Jeff Szynal
THIS MUCH I KNOW | White Sox Scoreboard Operator/Team Historian | 46 | Tinley Park
My last name is pronounced Chanel, like the perfume. It's Polish.
I went to Curie High School on the South Side. Graduated in 1979. They had a television production studio there. I had a teacher, John Stevens, who was a great mentor to me. He inspired me to go into television.
It was my dream to be a broadcaster. But I really don't have the voice for it.
I was one of the last people in Old Comiskey before the wrecking ball hit it. One of the coolest things I got to do was save things from the old park. We saved all of the pinwheels from the original scoreboard.
The White Sox were the first team to make soda in the ballpark during the teens and early '20s.
That's where orange soda was invented. The first time it was manufactured was in Old Comiskey Park. They came in little eight-ounce bottles. Very thick glass with two crossed bats, a baseball in the middle and "W" and "S" for White Sox on them.
I interviewed Charles Comiskey's grandson. His first job was in the soda plant. He said that after a few years of making soda and umpires making bad calls . . . fans began throwing the bottles on the field. Thus came the rule in Major League Baseball that you can't bring bottles or cans in to the stadium.
When they took the park down, I found some of those bottles buried under concrete. They were under the stands on the first-base line. That's where the old bottling plant was.
I found one of Eddie Collins' contracts and one of the contracts experts believed Shoeless Joe Jackson's wife signed. It was in a box buried in a room.
When I say, "That's a home run," my assistant pushes a button that sends an electric charge under the field that illuminates a light behind the scoreboard alerting pyrotechnicians to flip off the safety switch that activates the fireworks.

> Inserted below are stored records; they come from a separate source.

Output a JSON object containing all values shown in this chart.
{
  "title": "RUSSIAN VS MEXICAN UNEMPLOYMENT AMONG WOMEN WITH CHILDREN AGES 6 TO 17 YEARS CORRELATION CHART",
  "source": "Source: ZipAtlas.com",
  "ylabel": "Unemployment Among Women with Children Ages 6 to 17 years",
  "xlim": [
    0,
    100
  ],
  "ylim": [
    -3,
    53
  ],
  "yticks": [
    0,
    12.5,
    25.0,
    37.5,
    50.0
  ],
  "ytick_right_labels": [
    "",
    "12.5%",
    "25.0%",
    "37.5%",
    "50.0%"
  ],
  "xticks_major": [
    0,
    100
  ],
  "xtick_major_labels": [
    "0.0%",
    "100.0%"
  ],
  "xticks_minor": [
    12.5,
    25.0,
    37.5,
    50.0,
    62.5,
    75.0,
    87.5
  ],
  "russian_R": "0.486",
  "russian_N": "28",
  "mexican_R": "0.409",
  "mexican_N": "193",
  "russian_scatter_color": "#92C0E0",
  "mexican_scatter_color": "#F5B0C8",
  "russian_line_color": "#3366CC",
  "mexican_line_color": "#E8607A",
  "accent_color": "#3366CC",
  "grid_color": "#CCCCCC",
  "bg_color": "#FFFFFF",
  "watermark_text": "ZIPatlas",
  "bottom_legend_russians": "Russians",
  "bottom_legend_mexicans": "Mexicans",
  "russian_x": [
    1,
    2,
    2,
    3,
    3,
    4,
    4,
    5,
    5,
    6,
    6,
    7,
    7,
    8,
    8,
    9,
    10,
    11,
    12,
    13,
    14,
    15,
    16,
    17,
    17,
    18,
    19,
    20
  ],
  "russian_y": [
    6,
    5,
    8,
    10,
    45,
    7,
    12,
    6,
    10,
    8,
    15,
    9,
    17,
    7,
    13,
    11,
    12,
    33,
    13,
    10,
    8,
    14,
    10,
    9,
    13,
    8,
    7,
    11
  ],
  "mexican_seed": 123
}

It takes three seconds.
We have it set up for three home runs in a row. That's only happened a few times in our history.
Professional baseball players are just like you and I. Most of them are wonderful people. A couple of my favorites would be Robin Ventura, Greg Hibbard. Currently: Jim Thome, Jermaine Dye, Paul Konerko and Mark Buehrle. They're really great guys.
The worst player I've dealt with? Albert Belle would be at the top of the list. Albert was just a different person. I hope he doesn't come after me now.
Mark Buehrle makes my job difficult. We're allowed a minute and 40 seconds to do our thing between innings. Buehrle wants to go in a minute and five.
We tell the players to give us three or four songs they'd like to hear as they approach the plate or when they're coming in to pitch. It's important to them, it inspires them.
This year, A.J. [Pierzynski] called me during the game and had us change his song. The next two at-bats were hits. Sometimes, it works.
I'm very proud to have my World Series ring. I hope the team wins a couple more because I have three sons -- Nick, Steve and Nathan -- and only one ring.